Some say it’s also become a bad look and serves as an example of the excesses of big-time college football. “I think it’s one of the biggest challenges we have in college athletics, is what our coaches are making,” Florida AD Scott Stricklin said. “They are in a market that allows them to enjoy those kinds of salaries, but I do think the optics of it are not helpful.”

UF earlier this month announced new defensive coordinato­r Todd Grantham’s three-year, $4.47 million deal. Grantham, who is scheduled to earn $1.39 million next season, is the first UF assistant coach to earn $1 million annually.

SEC commission­er Greg Sankey said he sees no end in sight to rising assistant coach salaries.

“At the College Football Playoff I was asked the question, and I said I do think there’s an end,” Sankey said. “Then the next question you’ll ask is where is it? I don’t know.

“There is an end, but where it is and what the cause might be, I’m not going to jump into that prediction.”

Sankey said that for decades, all SEC coaching salaries have undergone university approval by an independen­t governing body untethered to athletics.

A decade ago, escalating salaries concerned university presidents.

A 2009 Knight Commission survey of 95 Division I-A university presidents reported that more than 85 percent called compensati­on levels for football and basketball coaches “excessive.” Since then, many have grown numb to rapidly rising head coach salaries. Five SEC head coaches, including UF’s Dan Mullen, make more than $5 million.

Only Missouri’s Barry Odom ($2.35 million) makes less than $2.7 million.

But Mullen, Odom and the other 12 SEC head coaches are the faces of football programs that also serve as the face of the entire university. Meanwhile, coordinato­rs mostly remain behind the scenes, but are beginning to receive salaries that outstrippe­d head coaching compensati­on not long ago.

In 2012, the average head coaching salary in Division I college football was $1.64 million.

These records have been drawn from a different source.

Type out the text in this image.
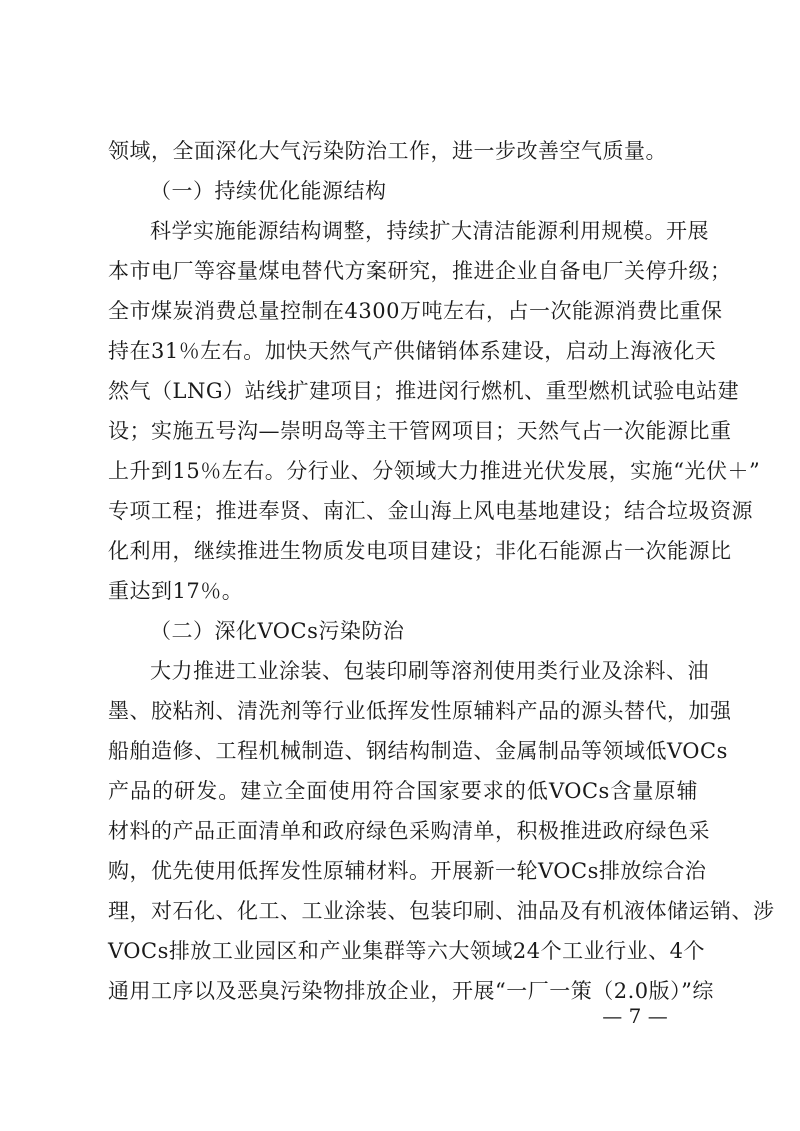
领域，全面深化大气污染防治工作，进一步改善空气质量。
（一）持续优化能源结构
科学实施能源结构调整，持续扩大清洁能源利用规模。开展
本市电厂等容量煤电替代方案研究，推进企业自备电厂关停升级；
全市煤炭消费总量控制在4300万吨左右，占一次能源消费比重保
持在31％左右。加快天然气产供储销体系建设，启动上海液化天
然气（LNG）站线扩建项目；推进闵行燃机、重型燃机试验电站建
设；实施五号沟—崇明岛等主干管网项目；天然气占一次能源比重
上升到15％左右。分行业、分领域大力推进光伏发展，实施“光伏＋”
专项工程；推进奉贤、南汇、金山海上风电基地建设；结合垃圾资源
化利用，继续推进生物质发电项目建设；非化石能源占一次能源比
重达到17％。
（二）深化VOCs污染防治
大力推进工业涂装、包装印刷等溶剂使用类行业及涂料、油
墨、胶粘剂、清洗剂等行业低挥发性原辅料产品的源头替代，加强
船舶造修、工程机械制造、钢结构制造、金属制品等领域低VOCs
产品的研发。建立全面使用符合国家要求的低VOCs含量原辅
材料的产品正面清单和政府绿色采购清单，积极推进政府绿色采
购，优先使用低挥发性原辅材料。开展新一轮VOCs排放综合治
理，对石化、化工、工业涂装、包装印刷、油品及有机液体储运销、涉
VOCs排放工业园区和产业集群等六大领域24个工业行业、4个
通用工序以及恶臭污染物排放企业，开展“一厂一策（2.0版）”综
— 7 —
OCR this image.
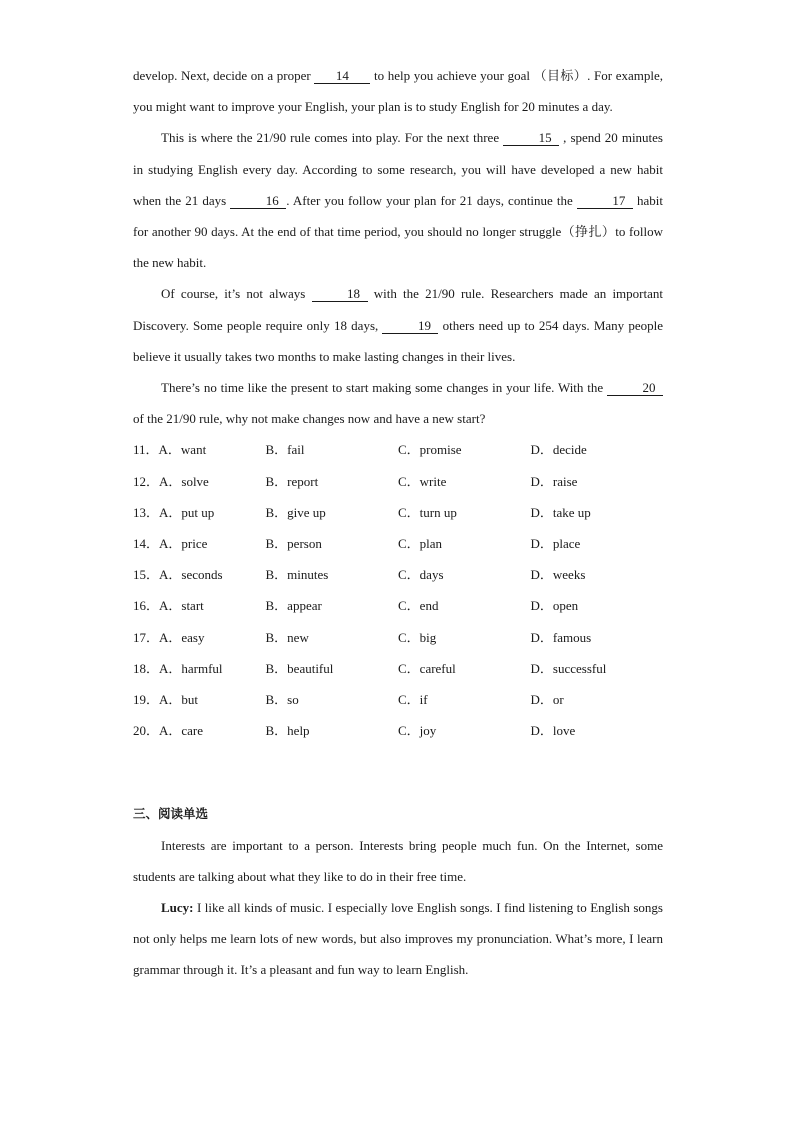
develop. Next, decide on a proper 14 to help you achieve your goal （目标）. For example, you might want to improve your English, your plan is to study English for 20 minutes a day.

This is where the 21/90 rule comes into play. For the next three	15 , spend 20 minutes in studying English every day. According to some research, you will have developed a new habit when the 21 days	16 . After you follow your plan for 21 days, continue the	17 habit for another 90 days. At the end of that time period, you should no longer struggle（挣扎）to follow the new habit.

Of course, it’s not always	18 with the 21/90 rule. Researchers made an important Discovery. Some people require only 18 days,	19 others need up to 254 days. Many people believe it usually takes two months to make lasting changes in their lives.

There’s no time like the present to start making some changes in your life. With the	20 of the 21/90 rule, why not make changes now and have a new start?

11．A．want	B．fail	C．promise	D．decide
12．A．solve	B．report	C．write	D．raise
13．A．put up	B．give up	C．turn up	D．take up
14．A．price	B．person	C．plan	D．place
15．A．seconds	B．minutes	C．days	D．weeks
16．A．start	B．appear	C．end	D．open
17．A．easy	B．new	C．big	D．famous
18．A．harmful	B．beautiful	C．careful	D．successful
19．A．but	B．so	C．if	D．or
20．A．care	B．help	C．joy	D．love
三、阅读单选

Interests are important to a person. Interests bring people much fun. On the Internet, some students are talking about what they like to do in their free time.

Lucy: I like all kinds of music. I especially love English songs. I find listening to English songs not only helps me learn lots of new words, but also improves my pronunciation. What’s more, I learn grammar through it. It’s a pleasant and fun way to learn English.
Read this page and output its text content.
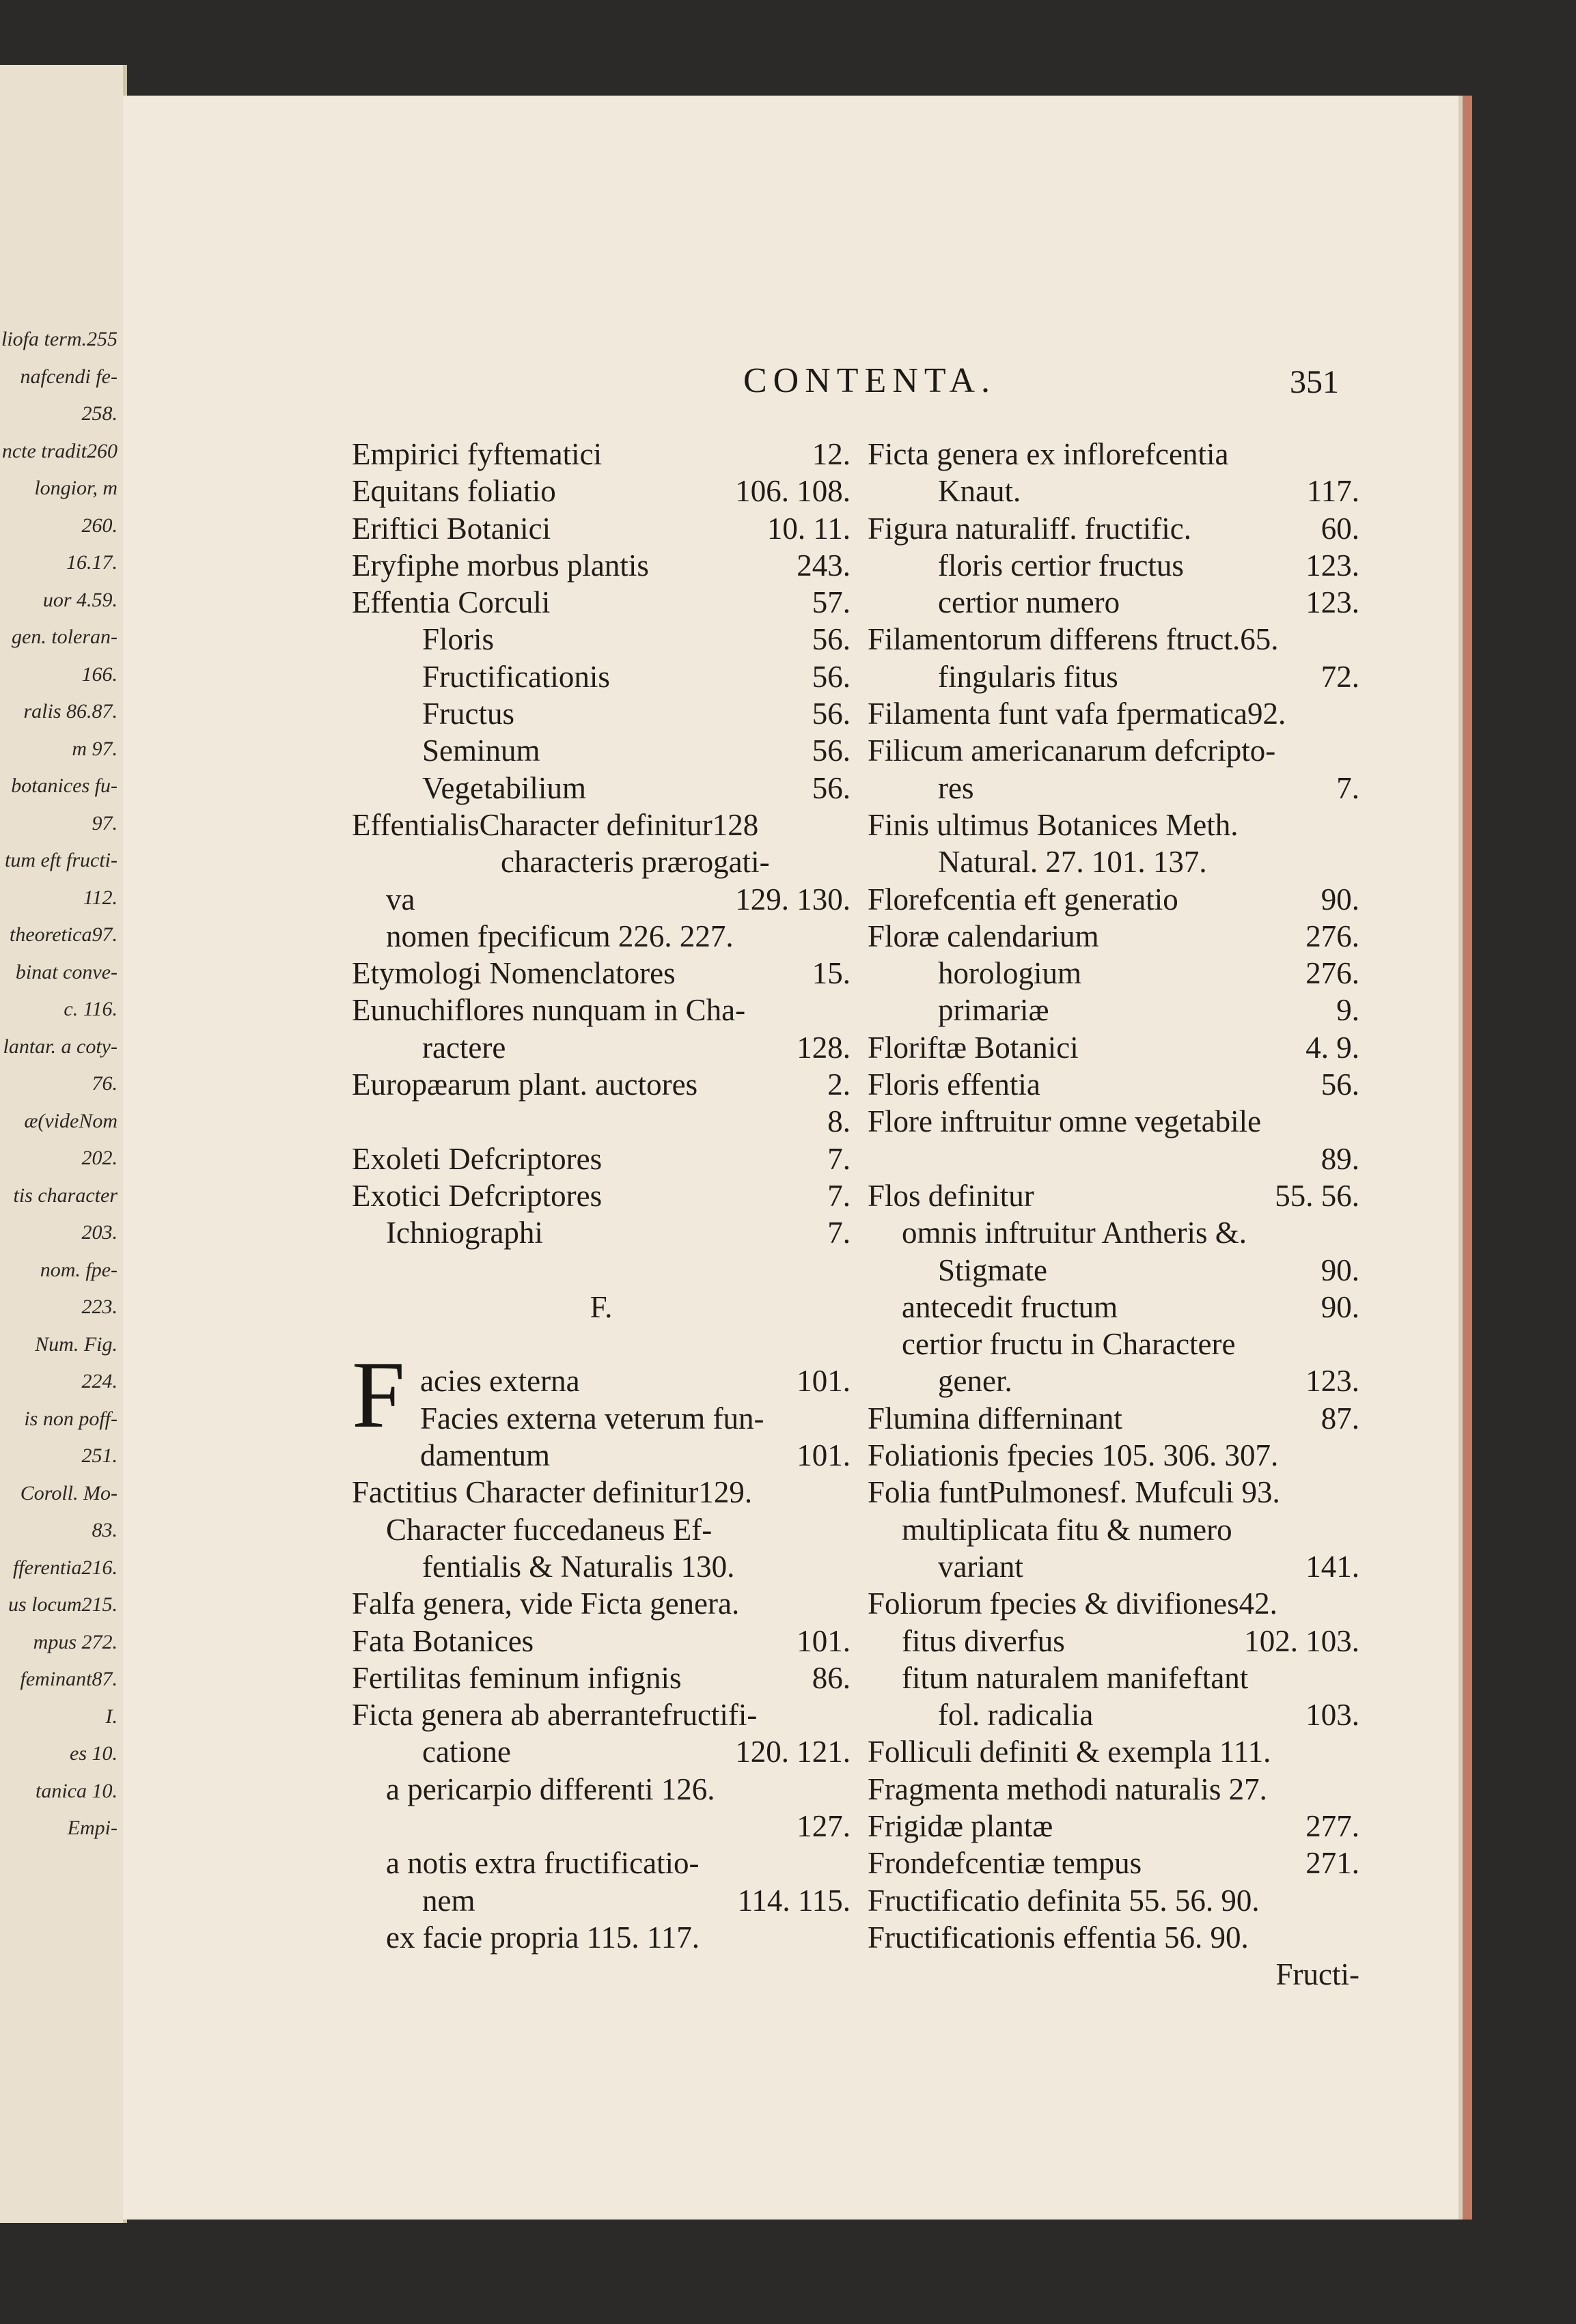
liofa term.255
nafcendi fe-
258.
ncte tradit260
longior, m
260.
16.17.
uor 4.59.
gen. toleran-
166.
ralis 86.87.
m 97.
botanices fu-
97.
tum eft fructi-
112.
theoretica97.
binat conve-
c. 116.
lantar. a coty-
76.
æ(videNom
202.
tis character
203.
nom. fpe-
223.
Num. Fig.
224.
is non poff-
251.
Coroll. Mo-
83.
fferentia216.
us locum215.
mpus 272.
feminant87.
I.
es 10.
tanica 10.
Empi-
CONTENTA.	351
F
Empirici fyftematici	12.
Equitans foliatio	106. 108.
Eriftici Botanici	10. 11.
Eryfiphe morbus plantis	243.
Effentia Corculi	57.
Floris	56.
Fructificationis	56.
Fructus	56.
Seminum	56.
Vegetabilium	56.
EffentialisCharacter definitur128
characteris prærogati-
va	129. 130.
nomen fpecificum 226. 227.
Etymologi Nomenclatores	15.
Eunuchiflores nunquam in Cha-
ractere	128.
Europæarum plant. auctores	2.
8.
Exoleti Defcriptores	7.
Exotici Defcriptores	7.
Ichniographi	7.
F.
acies externa	101.
Facies externa veterum fun-
damentum	101.
Factitius Character definitur129.
Character fuccedaneus Ef-
fentialis & Naturalis 130.
Falfa genera, vide Ficta genera.
Fata Botanices	101.
Fertilitas feminum infignis	86.
Ficta genera ab aberrantefructifi-
catione	120. 121.
a pericarpio differenti 126.
127.
a notis extra fructificatio-
nem	114. 115.
ex facie propria 115. 117.
Ficta genera ex inflorefcentia
Knaut.	117.
Figura naturaliff. fructific.	60.
floris certior fructus	123.
certior numero	123.
Filamentorum differens ftruct.65.
fingularis fitus	72.
Filamenta funt vafa fpermatica92.
Filicum americanarum defcripto-
res	7.
Finis ultimus Botanices Meth.
Natural. 27. 101. 137.
Florefcentia eft generatio	90.
Floræ calendarium	276.
horologium	276.
primariæ	9.
Floriftæ Botanici	4. 9.
Floris effentia	56.
Flore inftruitur omne vegetabile
89.
Flos definitur	55. 56.
omnis inftruitur Antheris &.
Stigmate	90.
antecedit fructum	90.
certior fructu in Charactere
gener.	123.
Flumina differninant	87.
Foliationis fpecies 105. 306. 307.
Folia funtPulmonesf. Mufculi 93.
multiplicata fitu & numero
variant	141.
Foliorum fpecies & divifiones42.
fitus diverfus	102. 103.
fitum naturalem manifeftant
fol. radicalia	103.
Folliculi definiti & exempla 111.
Fragmenta methodi naturalis 27.
Frigidæ plantæ	277.
Frondefcentiæ tempus	271.
Fructificatio definita 55. 56. 90.
Fructificationis effentia 56. 90.
Fructi-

Some have suggested a salary cap for coaches, but legally it is not possible and could lead to antitrust lawsuits, Stricklin said. At the same time, it is increasing­ly difficult to put a positive spin on rising salaries that border on extreme.

“It would be great just from a budgetary standpoint,” Stricklin said of a cap. “I’m appreciati­ve of the coaches we have and the job that they do, but the optics of that are really uncomforta­ble.”